= LOW Festival =

2008 cultural festival in Hungary

The LOW Festival (also known as LOW Holland-Flamand Kultfeszt) was a multidisciplinary contemporary cultural festival held in Hungary in the cities Budapest and Pécs from 15 February till 12 March 2008. The name of the festival alludes to the Low Countries, the region encompassing the Netherlands and Flanders.

The aim of the festival was to get the Hungarian audience acquainted with contemporary Dutch and Flemish culture. Besides this the festival's goal was to establish a sustainable cooperation between Dutch, Flemish and Hungarian organisations and artists. The LOW Festival brought a wide variety of Dutch and Flemish visual arts, design, performing arts, feature films, documentaries, contemporary, classical, jazz and pop music to Hungary.

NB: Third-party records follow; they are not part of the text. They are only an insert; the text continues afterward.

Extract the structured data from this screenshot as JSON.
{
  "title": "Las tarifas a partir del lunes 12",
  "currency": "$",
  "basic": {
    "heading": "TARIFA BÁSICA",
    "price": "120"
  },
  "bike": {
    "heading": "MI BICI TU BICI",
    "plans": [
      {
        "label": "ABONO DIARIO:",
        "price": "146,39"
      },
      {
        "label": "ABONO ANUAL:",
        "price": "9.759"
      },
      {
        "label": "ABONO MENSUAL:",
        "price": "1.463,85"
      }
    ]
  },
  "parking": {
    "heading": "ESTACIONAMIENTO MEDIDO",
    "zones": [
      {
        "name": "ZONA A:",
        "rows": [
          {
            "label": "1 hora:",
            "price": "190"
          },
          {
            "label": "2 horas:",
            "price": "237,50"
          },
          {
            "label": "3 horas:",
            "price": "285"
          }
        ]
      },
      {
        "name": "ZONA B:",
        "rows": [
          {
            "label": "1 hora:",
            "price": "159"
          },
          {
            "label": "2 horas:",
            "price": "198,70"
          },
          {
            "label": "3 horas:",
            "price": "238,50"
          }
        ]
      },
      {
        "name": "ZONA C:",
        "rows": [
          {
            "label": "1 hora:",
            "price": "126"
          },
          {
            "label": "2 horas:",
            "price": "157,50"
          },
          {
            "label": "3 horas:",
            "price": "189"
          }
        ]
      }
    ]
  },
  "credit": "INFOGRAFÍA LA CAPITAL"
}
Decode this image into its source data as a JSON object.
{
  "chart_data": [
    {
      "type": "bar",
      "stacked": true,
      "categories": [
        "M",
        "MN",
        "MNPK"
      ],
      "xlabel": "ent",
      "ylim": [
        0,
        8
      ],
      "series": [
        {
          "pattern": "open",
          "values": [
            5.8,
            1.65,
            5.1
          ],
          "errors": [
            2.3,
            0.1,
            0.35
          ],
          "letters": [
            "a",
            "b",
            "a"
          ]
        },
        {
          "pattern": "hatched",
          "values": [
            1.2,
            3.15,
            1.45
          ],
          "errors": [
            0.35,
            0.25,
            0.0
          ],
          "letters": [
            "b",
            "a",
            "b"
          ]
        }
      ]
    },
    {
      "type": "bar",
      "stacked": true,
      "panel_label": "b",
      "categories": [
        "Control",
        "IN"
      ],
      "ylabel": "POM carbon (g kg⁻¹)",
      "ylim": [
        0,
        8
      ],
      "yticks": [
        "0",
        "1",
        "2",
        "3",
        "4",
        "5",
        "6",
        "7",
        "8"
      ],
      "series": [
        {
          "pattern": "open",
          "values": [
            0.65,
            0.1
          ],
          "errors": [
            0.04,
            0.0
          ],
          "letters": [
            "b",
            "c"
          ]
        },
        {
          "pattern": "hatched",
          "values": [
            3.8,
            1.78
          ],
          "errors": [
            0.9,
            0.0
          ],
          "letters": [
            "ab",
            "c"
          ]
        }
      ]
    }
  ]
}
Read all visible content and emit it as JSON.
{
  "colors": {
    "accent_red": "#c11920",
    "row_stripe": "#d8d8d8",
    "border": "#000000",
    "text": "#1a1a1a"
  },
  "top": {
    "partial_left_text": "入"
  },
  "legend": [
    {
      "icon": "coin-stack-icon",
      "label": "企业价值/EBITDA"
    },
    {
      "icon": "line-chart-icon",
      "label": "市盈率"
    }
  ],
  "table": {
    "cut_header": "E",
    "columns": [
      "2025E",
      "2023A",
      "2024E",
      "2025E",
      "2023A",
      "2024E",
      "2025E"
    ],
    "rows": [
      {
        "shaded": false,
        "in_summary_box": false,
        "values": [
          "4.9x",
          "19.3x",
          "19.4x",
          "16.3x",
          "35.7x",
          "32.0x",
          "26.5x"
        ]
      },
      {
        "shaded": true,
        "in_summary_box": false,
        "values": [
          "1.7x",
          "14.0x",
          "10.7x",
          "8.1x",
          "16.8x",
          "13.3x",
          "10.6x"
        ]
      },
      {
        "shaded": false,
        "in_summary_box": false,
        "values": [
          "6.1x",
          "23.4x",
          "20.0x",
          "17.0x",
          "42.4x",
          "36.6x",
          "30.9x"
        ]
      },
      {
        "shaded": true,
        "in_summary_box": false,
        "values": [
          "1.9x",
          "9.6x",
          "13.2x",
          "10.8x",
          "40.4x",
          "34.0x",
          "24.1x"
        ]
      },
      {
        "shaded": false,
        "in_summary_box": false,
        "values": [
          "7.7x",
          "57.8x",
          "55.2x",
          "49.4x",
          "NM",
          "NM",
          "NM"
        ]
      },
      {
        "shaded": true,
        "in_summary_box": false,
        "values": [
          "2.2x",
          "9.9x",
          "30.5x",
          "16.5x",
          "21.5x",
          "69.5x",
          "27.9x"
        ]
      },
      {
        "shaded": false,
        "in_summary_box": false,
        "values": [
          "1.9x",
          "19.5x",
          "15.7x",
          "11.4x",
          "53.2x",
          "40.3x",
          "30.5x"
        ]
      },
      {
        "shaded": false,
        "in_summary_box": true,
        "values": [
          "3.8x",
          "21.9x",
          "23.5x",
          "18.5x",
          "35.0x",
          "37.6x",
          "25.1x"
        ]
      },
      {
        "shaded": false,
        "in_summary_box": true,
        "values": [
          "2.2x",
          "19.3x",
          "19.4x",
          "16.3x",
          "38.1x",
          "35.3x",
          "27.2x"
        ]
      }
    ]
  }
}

The LOW Festival was initiated by the Royal Netherlands Embassy and the Flemish Representation in Budapest, the organizational tasks were carried out by the Low Festival Centre, which was opened by the Hungarian Minister of Foreign Affairs, Kinga Göncz, and her Dutch colleague, Maxime Verhagen, in a ceremony on September 12, 2007.

== Location ==
The festival took place at more than 20 locations in Budapest, including popular venues like the A38 Ship, Ernst Museum, Ludwig Museum, Merlin Theatre, Millenáris Park, MU Theatre, Műcsarnok/Kunsthalle, Örökmozgó Filmmuseum, Palace of Arts, Rudas Bath and Trafó – House of Contemporary Arts.